7.Artikel 288 lid 2, aanhef en onder b Fw bepaalt dat een verzoek tot toepassing van de schuldsaneringsregeling (en dus ook een verzoek ex artikel 287a Fw omdat een dergelijk verzoek geënt is op een verzoek tot toepassing van de schuldsaneringsregeling) moet worden afgewezen indien de poging tot een buitengerechtelijke schuldregeling niet is uitgevoerd door een persoon of instelling als bedoeld in artikel 48 lid 1 WCK. De wetgever heeft daarbij het oog gehad op personen en instellingen die zijn genoemd in artikel 48 lid 1, aanhef en onder b, c en d WCK – waaronder register-accountants (sub c).
8. In de bewoordingen van de hiervoor genoemde bepalingen van de Fw noch in de parlementaire geschiedenis daarvan is steun te vinden voor het standpunt dat het in artikel 285 lid aanhef en onder f Fw vervatte vereiste toepassing mist ingeval het verzoek als bedoeld in artikel 284 Fw en/of 287a Fw wordt ingediend door een (ex)ondernemer. Hierop stuit het subsidiaire betoog van [appellant] af.
9. Het hof volgt [appellant] niet in zijn betoog dat in zijn geval de buitengerechtelijke schuldregeling is uitgevoerd door een persoon of instelling als bedoeld in artikel 48 lid 1, aanhef en onder c WCK, meer specifiek de registeraccountants (en accountants-administratieconsulenten). In dit verband overweegt het hof het volgende.
Oxyz is geen instelling als bedoeld in artikel 48, lid 1 sub b of d Fw (lid c ziet op natuurlijke personen). Het moge zo zijn dat Oxyz zich toelegt op schuldhulpverlening, maar dat enkele feit maakt haar nog niet bevoegd in de zin van artikel 48 lid 1 WCK. Zij is geen gemeentelijke instelling noch is zij bij AMVB aangewezen in de zin van artikel 48, lid 1 sub d WCK. Enige grond om de kring van bevoegde uit te breiden buiten de strikte wetsbepaling om, is er niet.
De schuldhulpverlening is ook niet uitgevoerd door een daartoe bevoegde persoon.
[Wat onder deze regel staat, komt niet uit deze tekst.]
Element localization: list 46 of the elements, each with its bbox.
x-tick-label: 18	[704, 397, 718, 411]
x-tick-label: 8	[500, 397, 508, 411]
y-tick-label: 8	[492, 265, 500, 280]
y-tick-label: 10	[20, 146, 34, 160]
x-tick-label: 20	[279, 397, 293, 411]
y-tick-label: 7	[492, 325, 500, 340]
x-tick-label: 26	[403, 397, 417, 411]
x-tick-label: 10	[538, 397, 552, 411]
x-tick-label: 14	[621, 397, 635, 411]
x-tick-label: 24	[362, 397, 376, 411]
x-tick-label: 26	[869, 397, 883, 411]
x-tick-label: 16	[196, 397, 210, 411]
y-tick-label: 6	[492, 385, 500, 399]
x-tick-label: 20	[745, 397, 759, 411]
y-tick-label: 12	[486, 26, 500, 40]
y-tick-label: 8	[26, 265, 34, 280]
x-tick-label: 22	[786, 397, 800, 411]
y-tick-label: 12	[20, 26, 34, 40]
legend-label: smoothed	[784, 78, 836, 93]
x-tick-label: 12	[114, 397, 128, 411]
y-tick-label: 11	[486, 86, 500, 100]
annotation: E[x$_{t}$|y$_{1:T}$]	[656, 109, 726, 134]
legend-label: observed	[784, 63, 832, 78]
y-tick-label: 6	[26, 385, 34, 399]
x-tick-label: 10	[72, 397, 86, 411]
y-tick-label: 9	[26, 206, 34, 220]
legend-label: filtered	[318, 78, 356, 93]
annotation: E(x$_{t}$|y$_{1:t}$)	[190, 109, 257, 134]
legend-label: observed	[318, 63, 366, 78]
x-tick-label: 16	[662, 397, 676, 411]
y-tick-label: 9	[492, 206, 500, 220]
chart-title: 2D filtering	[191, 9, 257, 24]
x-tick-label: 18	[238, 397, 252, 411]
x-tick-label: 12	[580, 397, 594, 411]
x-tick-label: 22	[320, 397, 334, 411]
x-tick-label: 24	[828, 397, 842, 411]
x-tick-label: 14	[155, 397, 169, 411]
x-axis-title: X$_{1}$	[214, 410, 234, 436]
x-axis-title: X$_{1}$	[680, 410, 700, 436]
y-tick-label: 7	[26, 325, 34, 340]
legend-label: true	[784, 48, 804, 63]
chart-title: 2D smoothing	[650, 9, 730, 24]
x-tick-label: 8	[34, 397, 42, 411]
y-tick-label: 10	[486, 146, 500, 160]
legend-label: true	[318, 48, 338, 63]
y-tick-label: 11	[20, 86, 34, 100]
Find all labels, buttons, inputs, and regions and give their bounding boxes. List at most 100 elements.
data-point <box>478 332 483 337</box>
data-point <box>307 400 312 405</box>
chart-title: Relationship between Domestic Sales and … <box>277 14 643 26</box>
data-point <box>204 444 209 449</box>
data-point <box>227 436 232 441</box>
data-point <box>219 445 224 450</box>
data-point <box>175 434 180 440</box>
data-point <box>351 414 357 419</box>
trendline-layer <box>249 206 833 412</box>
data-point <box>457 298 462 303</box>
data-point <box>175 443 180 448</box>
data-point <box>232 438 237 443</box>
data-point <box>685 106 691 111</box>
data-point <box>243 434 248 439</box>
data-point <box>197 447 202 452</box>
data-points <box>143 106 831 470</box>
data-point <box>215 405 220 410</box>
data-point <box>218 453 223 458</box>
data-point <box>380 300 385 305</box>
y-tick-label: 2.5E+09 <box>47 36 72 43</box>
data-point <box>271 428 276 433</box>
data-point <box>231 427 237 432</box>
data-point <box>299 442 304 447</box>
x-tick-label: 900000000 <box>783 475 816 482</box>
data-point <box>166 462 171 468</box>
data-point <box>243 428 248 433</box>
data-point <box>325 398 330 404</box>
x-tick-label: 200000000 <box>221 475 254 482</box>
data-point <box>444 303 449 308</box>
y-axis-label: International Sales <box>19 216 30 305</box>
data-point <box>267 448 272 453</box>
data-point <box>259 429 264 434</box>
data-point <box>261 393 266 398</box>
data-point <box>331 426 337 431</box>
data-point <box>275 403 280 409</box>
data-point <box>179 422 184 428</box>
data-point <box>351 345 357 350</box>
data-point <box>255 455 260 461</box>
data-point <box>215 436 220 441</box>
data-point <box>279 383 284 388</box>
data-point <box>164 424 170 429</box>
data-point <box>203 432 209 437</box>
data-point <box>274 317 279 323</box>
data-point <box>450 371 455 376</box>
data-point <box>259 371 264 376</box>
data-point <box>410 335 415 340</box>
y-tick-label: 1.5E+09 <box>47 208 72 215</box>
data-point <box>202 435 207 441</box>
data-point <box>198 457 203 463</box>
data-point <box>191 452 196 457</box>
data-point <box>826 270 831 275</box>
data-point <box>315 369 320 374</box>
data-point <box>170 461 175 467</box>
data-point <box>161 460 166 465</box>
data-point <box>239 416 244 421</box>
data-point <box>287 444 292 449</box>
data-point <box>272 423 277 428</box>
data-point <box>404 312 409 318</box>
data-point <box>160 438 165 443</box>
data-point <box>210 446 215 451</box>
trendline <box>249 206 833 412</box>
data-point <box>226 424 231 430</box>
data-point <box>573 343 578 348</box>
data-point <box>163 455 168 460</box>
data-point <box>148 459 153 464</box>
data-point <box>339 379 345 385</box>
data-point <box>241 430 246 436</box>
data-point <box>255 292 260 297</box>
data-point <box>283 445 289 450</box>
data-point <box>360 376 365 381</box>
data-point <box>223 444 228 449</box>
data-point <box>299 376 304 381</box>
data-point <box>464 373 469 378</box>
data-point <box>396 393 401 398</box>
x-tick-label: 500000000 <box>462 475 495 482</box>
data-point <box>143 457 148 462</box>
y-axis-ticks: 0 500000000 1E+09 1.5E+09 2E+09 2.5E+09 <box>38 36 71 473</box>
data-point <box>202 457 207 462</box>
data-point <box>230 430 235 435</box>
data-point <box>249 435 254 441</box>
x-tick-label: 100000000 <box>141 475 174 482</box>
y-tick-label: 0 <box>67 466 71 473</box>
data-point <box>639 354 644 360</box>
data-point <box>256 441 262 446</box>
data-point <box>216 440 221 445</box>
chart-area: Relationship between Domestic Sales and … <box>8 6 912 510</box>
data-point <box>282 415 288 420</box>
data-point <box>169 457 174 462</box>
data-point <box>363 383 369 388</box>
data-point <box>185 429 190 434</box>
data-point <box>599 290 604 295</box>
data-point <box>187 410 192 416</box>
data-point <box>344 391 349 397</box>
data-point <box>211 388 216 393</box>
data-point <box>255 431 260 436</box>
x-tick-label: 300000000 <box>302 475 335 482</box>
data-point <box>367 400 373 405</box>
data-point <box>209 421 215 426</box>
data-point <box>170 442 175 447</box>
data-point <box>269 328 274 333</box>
Van [schuldhulpverlener Oxyz], die de bij het verzoek gevoegde verklaring ex artikel 285 Fw, inhoudende dat er geen reële mogelijkheden zijn dat [appellant] tot een buitengerechtelijke schuldregeling komt met zijn crediteuren, heeft ondertekend, behoort niet tot de kring van personen die zijn vermeld in artikel 48 lid 1, aanhef en onder c of d WCK.
10. Anders dan [appellant] heeft betoogd, kan [registeraccountant Oxyz] – bestuurder van Oxyz en als registeraccountant wel bevoegd tot het uitvoeren van de buitengerechtelijke schuldregeling – evenmin worden beschouwd als de persoon die in de onderhavige zaak de buitengerechtelijke schuldregeling heeft uitgevoerd. [registeraccountant Oxyz] heeft meergenoemde verklaring niet ondertekend, terwijl onvoldoende aannemelijk is gemaakt dat [schuldhulpverlener Oxyz] de buitengerechtelijke schuldregeling heeft uitgevoerd onder nadrukkelijk en permanent toezicht van [registeraccountant Oxyz]. [registeraccountant Oxyz] heeft ter zitting in hoger beroep weliswaar verklaard dat hij via een computersysteem toezicht kan houden op het dossier en dat hij tweemaal contact heeft gehad met [schuldhulpverlener Oxyz] over het dossier van [appellant], maar dit is onvoldoende redengevend voor het oordeel dat het onderzoek feitelijk door of onder verantwoordelijkheid van [registeraccountant Oxyz] is uitgevoerd.
11. Het voorgaande leidt tot de conclusie dat de grieven falen en dat het bestreden vonnis dient te worden bekrachtigd. De vraag of Geldvoorelkaar en DBV in redelijkheid tot weigering van instemming met de schuldregeling hebben kunnen komen, kan daarom onbesproken blijven.
Beslissing
Het hof bekrachtigt het vonnis van de rechtbank Den Haag van 6 april 2017.
Dit arrest is gewezen door mrs. D. Aarts, S.R. Mellema en E. Bauw en is uitgesproken ter openbare terechtzitting van 18 juli 2017 in aanwezigheid van de griffier.